It’s no secret that many employees suffer from workplace stress and anxiety, which siphon away energy and shatter concentration. Stress can result in low engagement and performance; higher absenteeism; and, in the most extreme instances, burnout.

Workplace stress, anxiety and burnout can happen in any setting, from the shop floor to the C-suite. The toll of burnout is even visible among CEOs; nearly 40 percent of CEOs hired from outside the company are out the door after only 18 months, and only 64 percent reach a fourth anniversary.

An organization that regularly addresses the whole employee is more likely to meet performance goals and blunt rising health care costs. Mounting evidence shows a cause-and-effect relationship between employee well-being and top-line growth and bottom-line profitability. A 2011 study showed the power of combining a culture of well-being with strategic investment in well-being programs; based on decades of data, the research found that one dollar invested in employee well-being yielded a return of $1.88 to $3.92. Simply put, employee wellness is good for business.

Employee wellness is more than offering fitness programs or healthy cafeteria selections; it is a culture, and the activation of that culture starts at the top. Senior executives who set the wrong example – who are workaholics or apply undue pressure to staff at every opportunity – often lower morale and elevate chronic levels of stress, which ultimately undermines employee performance. On the other hand, leaders who oscillate between periods of intense high performance and strategic recovery – who recognize and reward excellence and offer regular doses of encouragement – are more likely to generate higher efficiency, productivity and profit, because their employees are more energized and more engaged.

Organizations that place a premium on developing leadership talent that values health and wellness may see less burnout and, as a direct result, improved retention, saving the heavy costs of replacing valued personnel. When it comes to employee health and well-being, the C-suite must take full ownership and lead by example.

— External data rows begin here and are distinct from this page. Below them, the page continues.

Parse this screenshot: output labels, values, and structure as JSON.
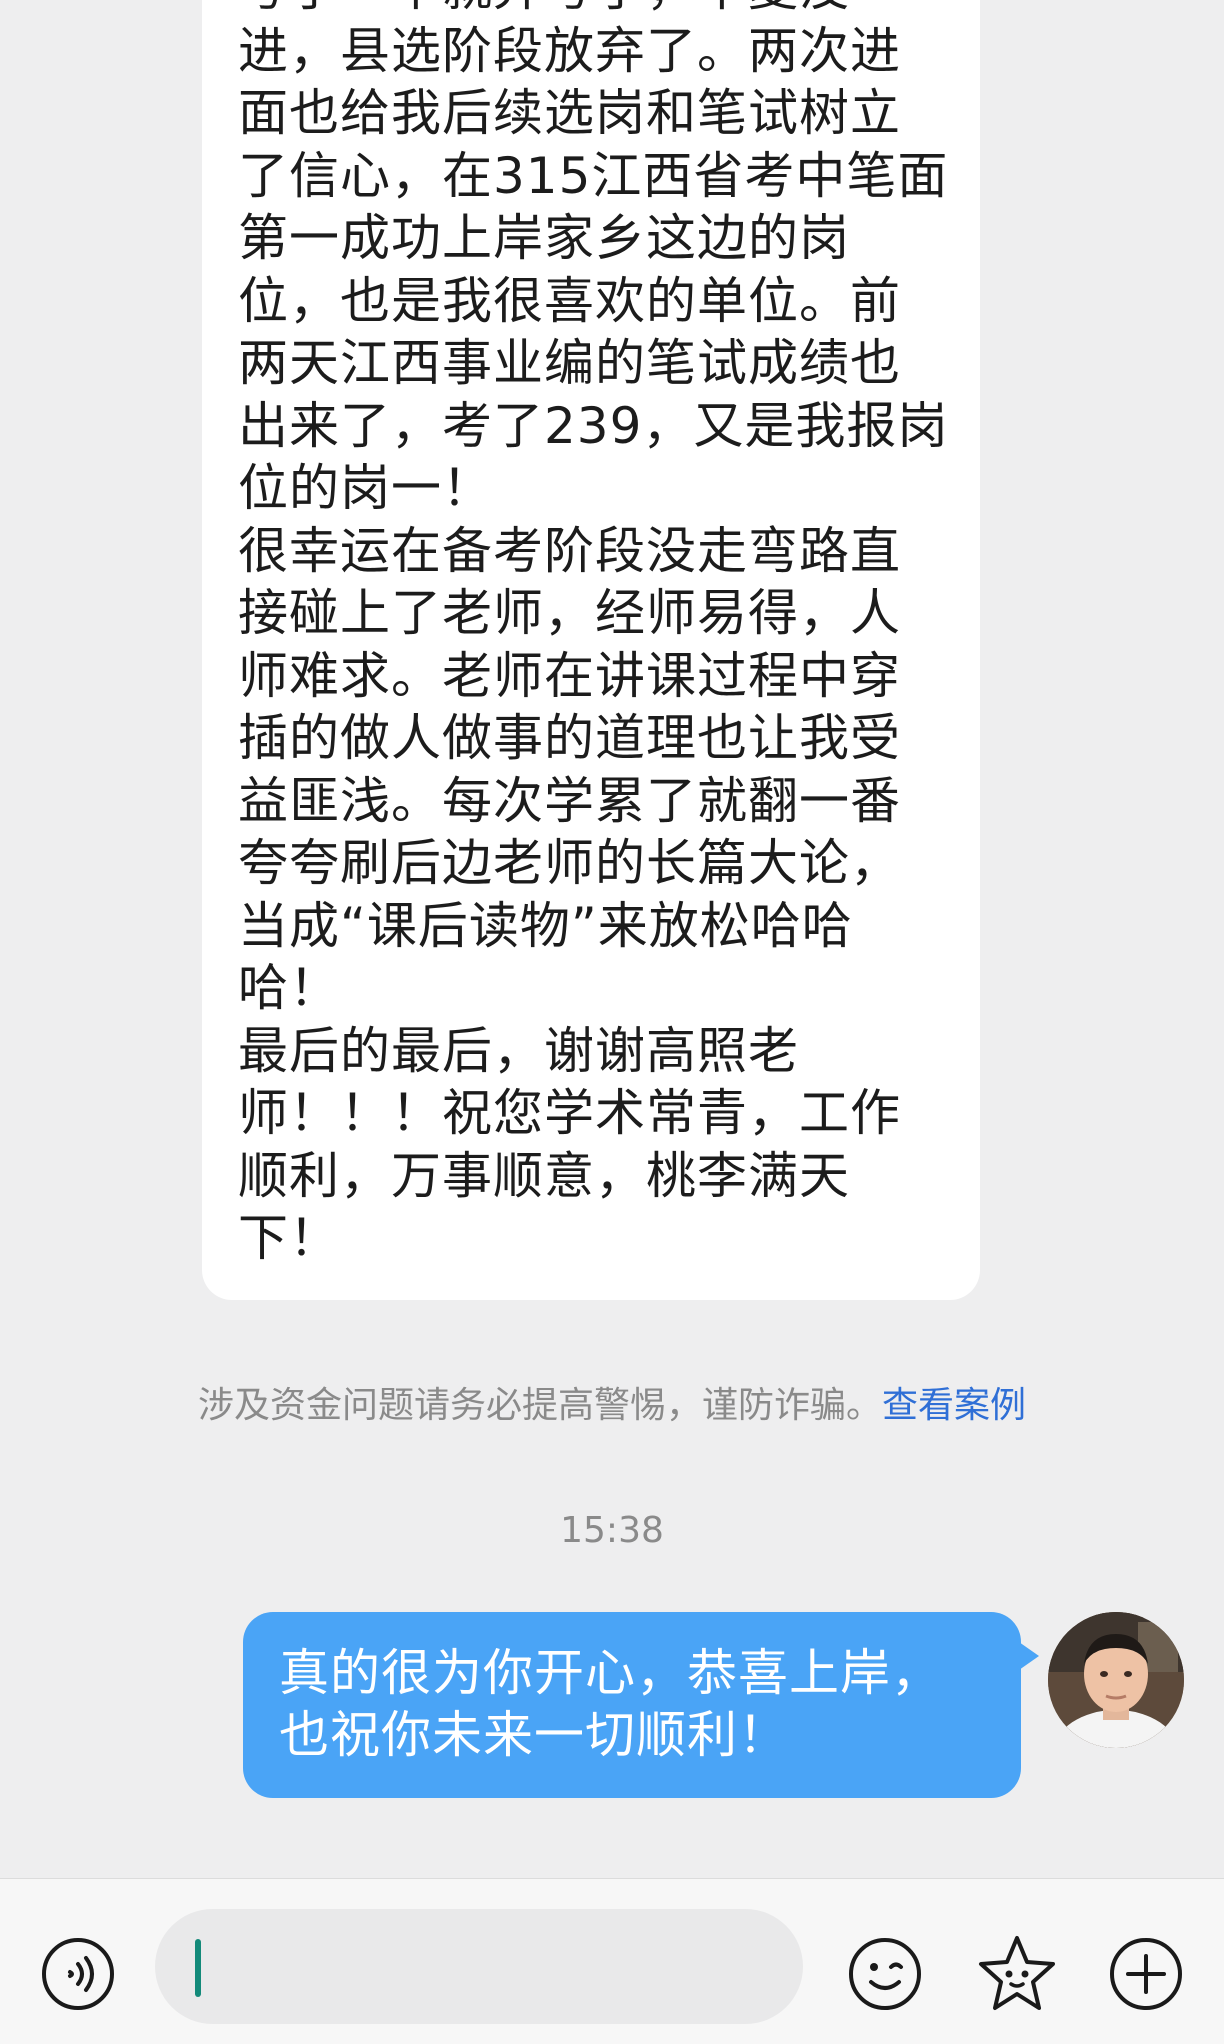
{
  "incoming_message": {
    "text": "考了一半就弃考了，中夏没进，县选阶段放弃了。两次进面也给我后续选岗和笔试树立了信心，在315江西省考中笔面第一成功上岸家乡这边的岗位，也是我很喜欢的单位。前两天江西事业编的笔试成绩也出来了，考了239，又是我报岗位的岗一！\n很幸运在备考阶段没走弯路直接碰上了老师，经师易得，人师难求。老师在讲课过程中穿插的做人做事的道理也让我受益匪浅。每次学累了就翻一番夸夸刷后边老师的长篇大论，当成“课后读物”来放松哈哈哈！\n最后的最后，谢谢高照老师！！！祝您学术常青，工作顺利，万事顺意，桃李满天下！"
  },
  "notice": {
    "text": "涉及资金问题请务必提高警惕，谨防诈骗。",
    "link_label": "查看案例"
  },
  "timestamp": "15:38",
  "outgoing_message": {
    "text": "真的很为你开心，恭喜上岸，\n也祝你未来一切顺利！"
  },
  "input_bar": {
    "placeholder": "",
    "value": ""
  },
  "icons": {
    "voice": "voice-icon",
    "emoji": "emoji-icon",
    "sticker": "sticker-icon",
    "more": "plus-icon"
  },
  "colors": {
    "outgoing_bubble": "#4aa4f6",
    "incoming_bubble": "#ffffff",
    "background": "#eeeeef",
    "link": "#2f6fd6",
    "cursor": "#138a7a"
  }
}
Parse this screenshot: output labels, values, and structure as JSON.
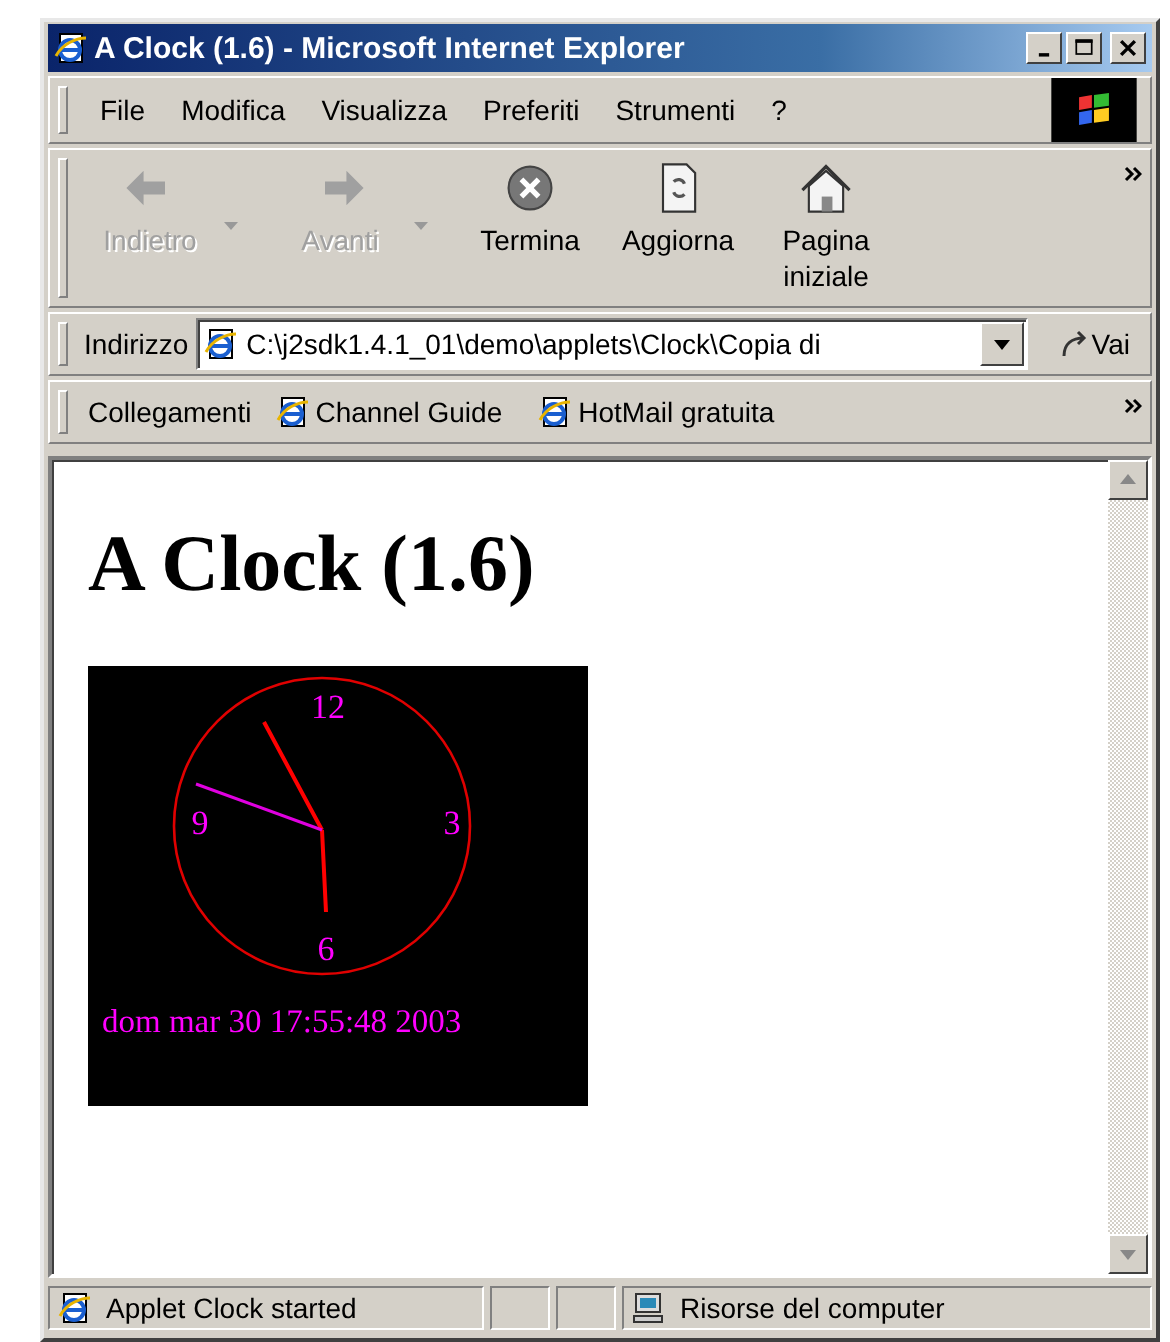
{
  "window": {
    "title": "A Clock (1.6) - Microsoft Internet Explorer"
  },
  "menu": [
    {
      "label": "File"
    },
    {
      "label": "Modifica"
    },
    {
      "label": "Visualizza"
    },
    {
      "label": "Preferiti"
    },
    {
      "label": "Strumenti"
    },
    {
      "label": "?"
    }
  ],
  "toolbar": [
    {
      "kind": "back",
      "label": "Indietro",
      "disabled": true,
      "dropdown": true
    },
    {
      "kind": "forward",
      "label": "Avanti",
      "disabled": true,
      "dropdown": true
    },
    {
      "kind": "stop",
      "label": "Termina",
      "disabled": false,
      "dropdown": false
    },
    {
      "kind": "refresh",
      "label": "Aggiorna",
      "disabled": false,
      "dropdown": false
    },
    {
      "kind": "home",
      "label": "Pagina iniziale",
      "disabled": false,
      "dropdown": false
    }
  ],
  "address_bar": {
    "label": "Indirizzo",
    "value": "C:\\j2sdk1.4.1_01\\demo\\applets\\Clock\\Copia di",
    "go": "Vai"
  },
  "links_bar": {
    "label": "Collegamenti",
    "links": [
      {
        "label": "Channel Guide"
      },
      {
        "label": "HotMail gratuita"
      }
    ]
  },
  "page": {
    "heading": "A Clock (1.6)",
    "applet": {
      "numerals": [
        "12",
        "3",
        "6",
        "9"
      ],
      "date": "dom mar 30 17:55:48 2003"
    }
  },
  "status_bar": {
    "message": "Applet Clock started",
    "zone": "Risorse del computer"
  }
}
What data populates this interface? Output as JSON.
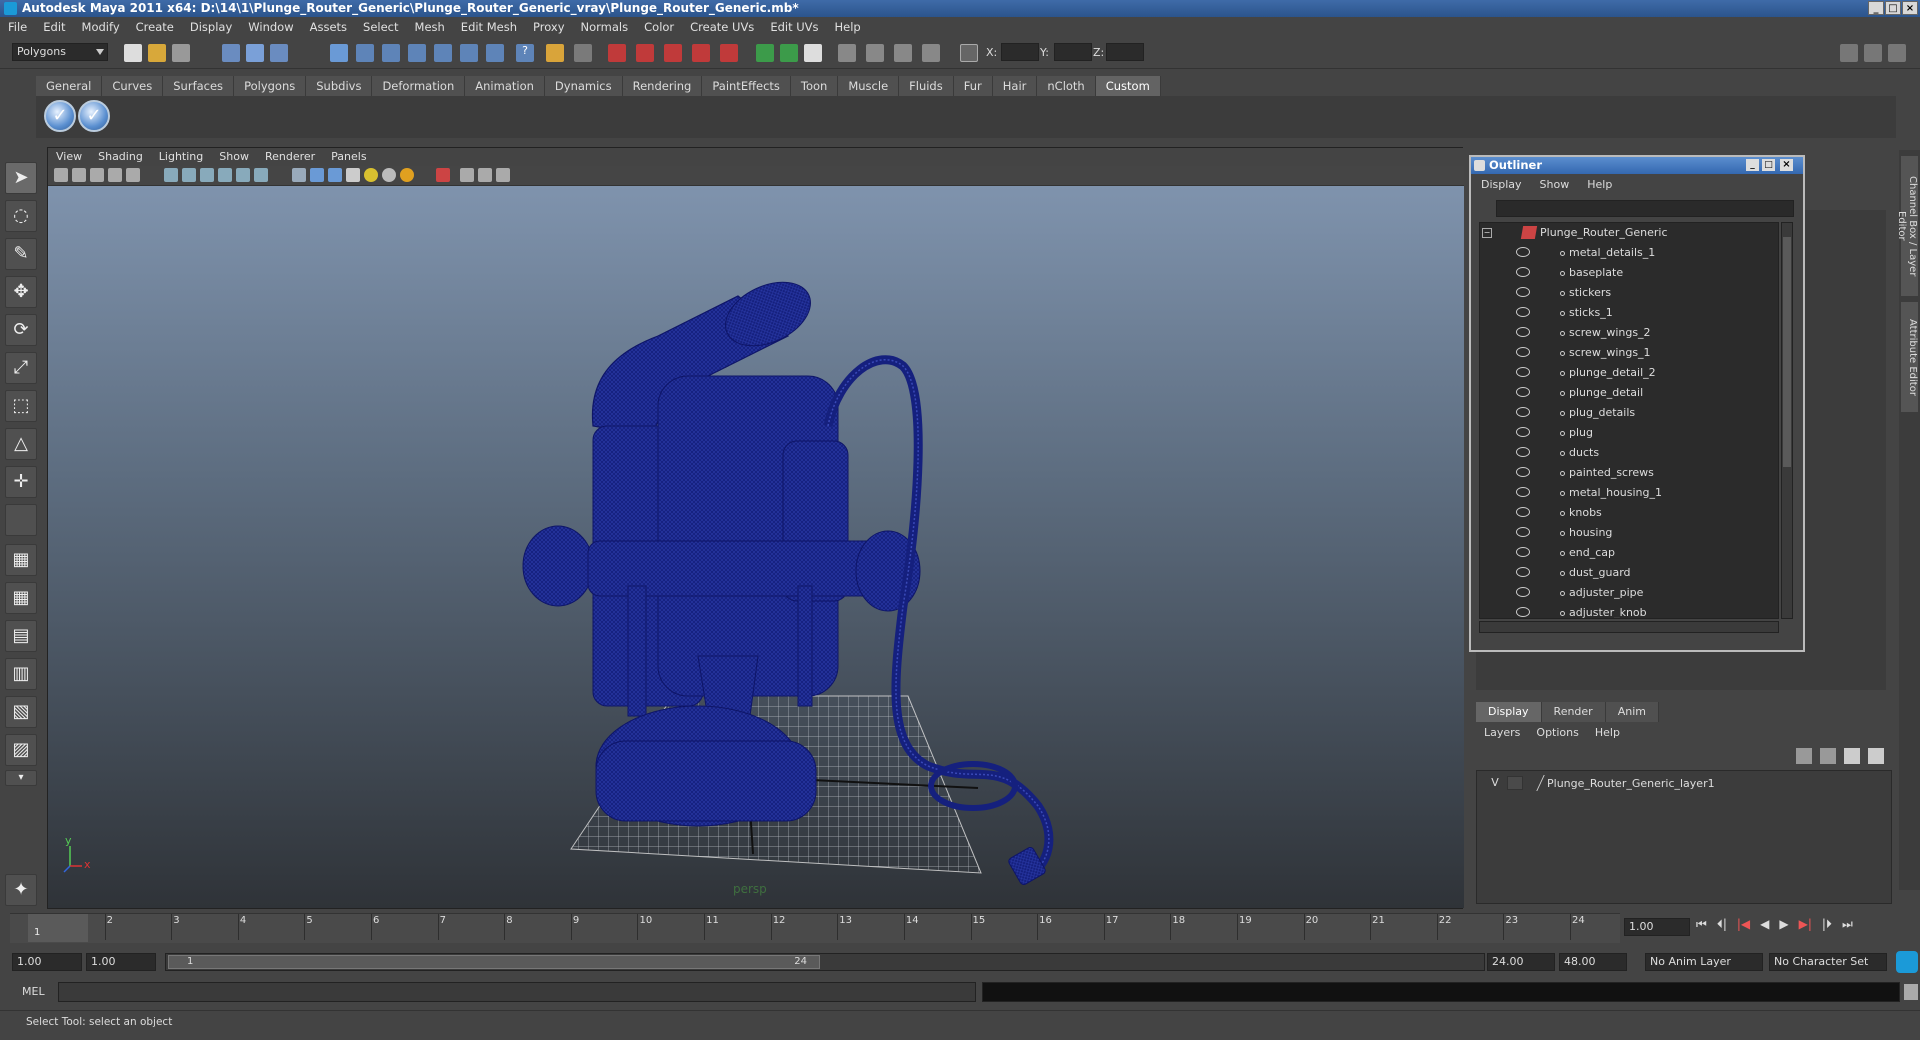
{
  "window": {
    "title": "Autodesk Maya 2011 x64: D:\\14\\1\\Plunge_Router_Generic\\Plunge_Router_Generic_vray\\Plunge_Router_Generic.mb*"
  },
  "menubar": [
    "File",
    "Edit",
    "Modify",
    "Create",
    "Display",
    "Window",
    "Assets",
    "Select",
    "Mesh",
    "Edit Mesh",
    "Proxy",
    "Normals",
    "Color",
    "Create UVs",
    "Edit UVs",
    "Help"
  ],
  "statusline": {
    "menu_set": "Polygons",
    "x_label": "X:",
    "y_label": "Y:",
    "z_label": "Z:"
  },
  "shelf": {
    "tabs": [
      "General",
      "Curves",
      "Surfaces",
      "Polygons",
      "Subdivs",
      "Deformation",
      "Animation",
      "Dynamics",
      "Rendering",
      "PaintEffects",
      "Toon",
      "Muscle",
      "Fluids",
      "Fur",
      "Hair",
      "nCloth",
      "Custom"
    ],
    "active_tab": "Custom"
  },
  "viewport": {
    "menu": [
      "View",
      "Shading",
      "Lighting",
      "Show",
      "Renderer",
      "Panels"
    ],
    "camera_label": "persp",
    "axis_y": "y",
    "axis_x": "x"
  },
  "outliner": {
    "title": "Outliner",
    "menu": [
      "Display",
      "Show",
      "Help"
    ],
    "root": "Plunge_Router_Generic",
    "items": [
      "metal_details_1",
      "baseplate",
      "stickers",
      "sticks_1",
      "screw_wings_2",
      "screw_wings_1",
      "plunge_detail_2",
      "plunge_detail",
      "plug_details",
      "plug",
      "ducts",
      "painted_screws",
      "metal_housing_1",
      "knobs",
      "housing",
      "end_cap",
      "dust_guard",
      "adjuster_pipe",
      "adjuster_knob"
    ]
  },
  "side_tabs": [
    "Channel Box / Layer Editor",
    "Attribute Editor"
  ],
  "layer_editor": {
    "tabs": [
      "Display",
      "Render",
      "Anim"
    ],
    "active_tab": "Display",
    "menu": [
      "Layers",
      "Options",
      "Help"
    ],
    "layers": [
      {
        "visible": "V",
        "name": "Plunge_Router_Generic_layer1"
      }
    ]
  },
  "timeline": {
    "ticks": [
      "1",
      "2",
      "3",
      "4",
      "5",
      "6",
      "7",
      "8",
      "9",
      "10",
      "11",
      "12",
      "13",
      "14",
      "15",
      "16",
      "17",
      "18",
      "19",
      "20",
      "21",
      "22",
      "23",
      "24"
    ],
    "current_frame": "1.00",
    "current_marker": "1"
  },
  "range": {
    "start": "1.00",
    "playback_start": "1.00",
    "slider_start": "1",
    "slider_end": "24",
    "playback_end": "24.00",
    "end": "48.00",
    "anim_layer": "No Anim Layer",
    "character_set": "No Character Set"
  },
  "cmdline": {
    "label": "MEL"
  },
  "helpline": {
    "text": "Select Tool: select an object"
  },
  "colors": {
    "wireframe": "#141c7c",
    "accent": "#3468b0"
  }
}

How can leaders establish – and sustain – an organizational culture that is physically, emotionally and purposefully well? Here are some key principles:

  • Be four-dimensional. Build and sustain energy physically, mentally, emotionally and spiritually.
  • Training stress is good, whether in the gym, at the desk or at home. Healthy stress creates growth, but then we must give ourselves permission to rest. World-class performers are world-class at recovery.
  • Unleash the right emotions. Leaders must choose to have the right attitude toward themselves, their organizations and their lives. Choosing kindness and gratefulness not only helps us get along well with others; it can also give us peace of mind and a happy heart.
  • Up your mental game. Being present in the moment shows others we care and elevates our productivity.
  • Be spiritual: Here, spirituality means purpose. Human beings are deeply motivated by mission, and organizations are the same. Great leaders coach individuals and teams to connect with purpose.

Executive training programs are on the rise, but such initiatives focus largely on processes or communication – how to budget your time or how to advance your career. Few take a holistic approach and focus on human performance through well-being. By using a science-based, holistic development program, you can equip leaders to perform at their best and live their most meaningful lives.